There’s a name for this psychological pattern: impostor syndrome.
Valerie Young, an internationally-known impostor syndrome expert who has spoken at 90 colleges and many major corporations, describes it as the “belief that deep down we’re really not as intelligent or capable or talented as people think we are.”
Sophomore Spencer Tackett first identified her feelings of not feeling as smart as everyone else at UNC after speaking to a friend who attends an Ivy League university who discussed the phenomenon. After coming in as a double major in English and pre-public health and not getting into the Gillings School of Global Public Health, Tackett still compares herself to her friends majoring in STEM fields.
“Because a lot of the majors here are kind of cutthroat, especially when you look at the sciences, like the biology department and the chemistry department, people are fighting for spaces to be in classes, and then there’s this idea that, well, I got the seat in the class over someone who might have needed it more,” Tackett said. “I need to be better. And then if you’re not succeeding in a class that you tried really hard to get into, then it’s 'am I even worthy of being here?'”
Impostor syndrome can be even more pervasive among minorities, who are not often represented in the media or in certain industries as successful professionals, as a study from the University of Texas at Austin suggests. Young said some fields are more likely to foster impostor syndrome in students, such as creative industries, medicine or computer science.
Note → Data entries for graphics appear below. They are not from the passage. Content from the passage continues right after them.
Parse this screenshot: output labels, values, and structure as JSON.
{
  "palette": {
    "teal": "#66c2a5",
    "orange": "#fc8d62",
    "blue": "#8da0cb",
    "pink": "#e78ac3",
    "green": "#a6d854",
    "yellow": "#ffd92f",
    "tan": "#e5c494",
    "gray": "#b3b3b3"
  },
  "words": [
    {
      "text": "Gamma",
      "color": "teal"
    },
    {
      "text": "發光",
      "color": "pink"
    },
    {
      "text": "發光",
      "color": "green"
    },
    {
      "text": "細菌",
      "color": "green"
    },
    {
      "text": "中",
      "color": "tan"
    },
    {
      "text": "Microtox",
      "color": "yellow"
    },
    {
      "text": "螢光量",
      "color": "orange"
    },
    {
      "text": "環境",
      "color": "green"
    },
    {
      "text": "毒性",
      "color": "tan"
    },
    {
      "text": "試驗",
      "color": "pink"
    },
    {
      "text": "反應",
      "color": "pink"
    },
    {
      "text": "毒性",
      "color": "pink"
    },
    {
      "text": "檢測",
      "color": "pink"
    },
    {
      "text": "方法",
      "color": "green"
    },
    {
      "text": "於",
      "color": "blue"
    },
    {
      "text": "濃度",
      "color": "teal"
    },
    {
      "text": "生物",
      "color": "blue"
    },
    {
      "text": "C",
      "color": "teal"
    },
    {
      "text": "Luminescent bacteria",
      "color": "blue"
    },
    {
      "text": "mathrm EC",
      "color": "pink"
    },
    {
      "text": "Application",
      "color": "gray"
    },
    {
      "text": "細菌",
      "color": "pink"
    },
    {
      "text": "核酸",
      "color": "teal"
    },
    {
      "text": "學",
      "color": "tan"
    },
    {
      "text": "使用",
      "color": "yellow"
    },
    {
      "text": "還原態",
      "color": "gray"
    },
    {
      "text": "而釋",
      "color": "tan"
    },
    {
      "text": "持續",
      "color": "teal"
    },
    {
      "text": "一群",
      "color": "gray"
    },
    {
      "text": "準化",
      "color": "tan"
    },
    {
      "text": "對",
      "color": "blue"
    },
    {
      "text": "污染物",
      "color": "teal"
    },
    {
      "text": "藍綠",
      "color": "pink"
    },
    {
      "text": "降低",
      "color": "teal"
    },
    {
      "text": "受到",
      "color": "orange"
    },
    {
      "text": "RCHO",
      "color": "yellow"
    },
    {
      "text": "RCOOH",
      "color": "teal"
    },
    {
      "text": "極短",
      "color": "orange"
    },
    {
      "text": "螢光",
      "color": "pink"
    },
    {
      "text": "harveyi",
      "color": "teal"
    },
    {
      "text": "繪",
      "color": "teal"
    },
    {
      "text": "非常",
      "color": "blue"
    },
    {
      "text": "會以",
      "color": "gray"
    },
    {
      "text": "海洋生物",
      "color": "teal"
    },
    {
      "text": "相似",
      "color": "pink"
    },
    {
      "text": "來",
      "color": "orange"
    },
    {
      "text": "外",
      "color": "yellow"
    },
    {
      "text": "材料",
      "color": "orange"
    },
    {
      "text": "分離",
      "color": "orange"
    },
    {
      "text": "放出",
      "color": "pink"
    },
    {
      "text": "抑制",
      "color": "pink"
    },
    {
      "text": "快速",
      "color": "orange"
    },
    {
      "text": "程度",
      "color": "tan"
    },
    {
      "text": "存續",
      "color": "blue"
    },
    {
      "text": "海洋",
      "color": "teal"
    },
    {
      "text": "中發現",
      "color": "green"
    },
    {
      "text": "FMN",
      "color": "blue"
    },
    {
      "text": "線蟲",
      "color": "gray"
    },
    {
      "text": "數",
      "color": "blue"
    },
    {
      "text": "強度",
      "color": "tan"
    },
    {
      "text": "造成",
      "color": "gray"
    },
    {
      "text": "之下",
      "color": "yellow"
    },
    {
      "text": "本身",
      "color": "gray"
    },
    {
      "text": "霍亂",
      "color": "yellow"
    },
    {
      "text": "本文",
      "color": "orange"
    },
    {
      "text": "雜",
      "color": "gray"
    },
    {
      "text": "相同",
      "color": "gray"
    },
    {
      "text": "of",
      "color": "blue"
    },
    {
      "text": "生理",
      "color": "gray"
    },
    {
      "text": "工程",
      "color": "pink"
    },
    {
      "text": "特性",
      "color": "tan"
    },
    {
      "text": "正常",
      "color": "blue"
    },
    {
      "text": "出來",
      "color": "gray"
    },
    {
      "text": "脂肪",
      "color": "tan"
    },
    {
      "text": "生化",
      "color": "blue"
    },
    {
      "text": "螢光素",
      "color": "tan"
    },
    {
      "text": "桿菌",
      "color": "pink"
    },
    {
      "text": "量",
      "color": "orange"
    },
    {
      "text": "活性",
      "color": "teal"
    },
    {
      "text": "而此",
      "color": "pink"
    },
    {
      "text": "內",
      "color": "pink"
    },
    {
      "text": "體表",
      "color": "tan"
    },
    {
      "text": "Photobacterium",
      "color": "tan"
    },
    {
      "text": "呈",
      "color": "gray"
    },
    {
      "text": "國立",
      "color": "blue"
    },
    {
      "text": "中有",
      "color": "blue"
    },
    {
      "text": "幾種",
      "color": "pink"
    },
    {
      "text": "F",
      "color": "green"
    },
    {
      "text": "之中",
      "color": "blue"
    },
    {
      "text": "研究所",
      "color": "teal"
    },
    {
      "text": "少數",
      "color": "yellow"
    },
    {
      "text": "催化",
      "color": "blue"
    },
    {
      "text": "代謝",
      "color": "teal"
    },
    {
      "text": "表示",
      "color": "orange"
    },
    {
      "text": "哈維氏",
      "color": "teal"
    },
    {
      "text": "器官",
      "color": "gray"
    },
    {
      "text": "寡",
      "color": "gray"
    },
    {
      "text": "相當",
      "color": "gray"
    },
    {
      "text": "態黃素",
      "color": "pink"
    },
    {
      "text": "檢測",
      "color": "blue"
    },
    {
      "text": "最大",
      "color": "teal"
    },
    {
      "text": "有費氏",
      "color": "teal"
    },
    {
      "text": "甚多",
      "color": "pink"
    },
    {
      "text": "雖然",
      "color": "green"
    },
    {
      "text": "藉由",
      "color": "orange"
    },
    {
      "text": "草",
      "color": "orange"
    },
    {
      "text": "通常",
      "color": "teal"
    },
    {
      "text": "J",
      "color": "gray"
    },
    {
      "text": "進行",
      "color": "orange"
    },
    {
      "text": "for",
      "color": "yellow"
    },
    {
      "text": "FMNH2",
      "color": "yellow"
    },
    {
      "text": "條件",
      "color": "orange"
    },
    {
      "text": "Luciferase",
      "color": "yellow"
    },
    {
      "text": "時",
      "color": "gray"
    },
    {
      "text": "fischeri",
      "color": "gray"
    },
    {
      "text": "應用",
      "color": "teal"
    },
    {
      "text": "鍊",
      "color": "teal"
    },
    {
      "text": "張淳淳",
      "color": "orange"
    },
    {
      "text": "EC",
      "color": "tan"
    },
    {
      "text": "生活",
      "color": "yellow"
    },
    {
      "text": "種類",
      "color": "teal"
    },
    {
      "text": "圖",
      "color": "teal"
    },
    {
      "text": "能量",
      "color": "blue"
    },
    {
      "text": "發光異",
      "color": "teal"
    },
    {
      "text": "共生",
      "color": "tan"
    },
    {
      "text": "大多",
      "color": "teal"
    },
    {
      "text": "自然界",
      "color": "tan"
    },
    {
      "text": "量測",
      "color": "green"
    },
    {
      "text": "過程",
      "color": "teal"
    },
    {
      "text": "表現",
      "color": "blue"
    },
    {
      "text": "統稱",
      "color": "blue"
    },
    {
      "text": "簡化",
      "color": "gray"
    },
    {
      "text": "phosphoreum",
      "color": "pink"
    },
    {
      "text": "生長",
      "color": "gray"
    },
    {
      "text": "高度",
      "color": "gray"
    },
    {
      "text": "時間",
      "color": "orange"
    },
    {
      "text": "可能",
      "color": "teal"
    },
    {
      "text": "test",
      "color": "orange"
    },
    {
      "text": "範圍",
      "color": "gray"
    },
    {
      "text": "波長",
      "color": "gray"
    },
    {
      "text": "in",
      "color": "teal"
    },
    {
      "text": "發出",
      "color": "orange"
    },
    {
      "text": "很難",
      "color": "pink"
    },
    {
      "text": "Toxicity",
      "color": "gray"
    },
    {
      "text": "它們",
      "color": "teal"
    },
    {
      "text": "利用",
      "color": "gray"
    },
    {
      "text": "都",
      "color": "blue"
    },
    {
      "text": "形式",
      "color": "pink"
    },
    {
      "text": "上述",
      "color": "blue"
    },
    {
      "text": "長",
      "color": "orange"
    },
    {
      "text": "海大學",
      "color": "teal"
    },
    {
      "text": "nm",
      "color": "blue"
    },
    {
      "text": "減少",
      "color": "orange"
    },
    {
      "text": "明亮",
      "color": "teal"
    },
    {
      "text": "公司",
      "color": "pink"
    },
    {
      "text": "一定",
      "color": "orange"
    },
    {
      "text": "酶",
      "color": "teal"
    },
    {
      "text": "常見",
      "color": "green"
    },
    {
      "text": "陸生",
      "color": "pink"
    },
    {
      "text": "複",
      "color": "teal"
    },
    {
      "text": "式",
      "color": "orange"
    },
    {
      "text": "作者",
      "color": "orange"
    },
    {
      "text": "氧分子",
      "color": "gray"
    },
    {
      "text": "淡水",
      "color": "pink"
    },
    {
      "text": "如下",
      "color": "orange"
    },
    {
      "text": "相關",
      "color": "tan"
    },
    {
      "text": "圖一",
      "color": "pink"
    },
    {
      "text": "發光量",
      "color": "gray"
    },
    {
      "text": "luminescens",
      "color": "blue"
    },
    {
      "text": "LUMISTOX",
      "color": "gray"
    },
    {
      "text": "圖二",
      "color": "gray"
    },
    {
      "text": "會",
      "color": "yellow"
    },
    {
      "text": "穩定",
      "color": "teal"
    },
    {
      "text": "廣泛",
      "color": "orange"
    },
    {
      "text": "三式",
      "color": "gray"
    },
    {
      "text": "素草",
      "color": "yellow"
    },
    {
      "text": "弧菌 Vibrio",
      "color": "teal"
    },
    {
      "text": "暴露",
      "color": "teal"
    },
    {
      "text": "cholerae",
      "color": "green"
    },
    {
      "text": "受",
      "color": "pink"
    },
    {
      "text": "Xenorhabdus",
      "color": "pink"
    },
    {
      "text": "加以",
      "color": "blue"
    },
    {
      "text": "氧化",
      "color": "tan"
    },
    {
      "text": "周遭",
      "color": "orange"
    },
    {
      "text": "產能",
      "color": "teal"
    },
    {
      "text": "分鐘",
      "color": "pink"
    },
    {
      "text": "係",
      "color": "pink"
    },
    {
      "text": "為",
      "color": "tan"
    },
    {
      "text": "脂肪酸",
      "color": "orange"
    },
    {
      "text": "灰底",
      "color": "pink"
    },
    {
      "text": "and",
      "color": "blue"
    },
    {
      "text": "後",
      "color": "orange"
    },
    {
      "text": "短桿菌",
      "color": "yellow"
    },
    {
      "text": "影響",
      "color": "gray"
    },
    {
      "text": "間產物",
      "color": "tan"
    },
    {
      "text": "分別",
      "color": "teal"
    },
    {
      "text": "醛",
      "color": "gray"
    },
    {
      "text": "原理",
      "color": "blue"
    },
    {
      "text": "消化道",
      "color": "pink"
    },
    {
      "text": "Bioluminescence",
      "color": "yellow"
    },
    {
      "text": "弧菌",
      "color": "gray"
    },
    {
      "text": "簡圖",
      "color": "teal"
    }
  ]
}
Her goal is first to normalize impostor syndrome so students and professionals know what to do when they experience impostor feelings.
“Whenever you belong to a group for whom there are stereotypes about competence or intellect, you’re going to be more susceptible to impostor feelings,” Young said. “But even if students say, 'Of course they feel like an impostor, I’m a student, right? I’m here to learn. I’m supposed to feel stupid.' So if they can normalize the feeling, then the goal is not about ending it forever. It’s more when you’re having normal impostor moments, you have the tools and the insight and the information to talk yourself down faster.”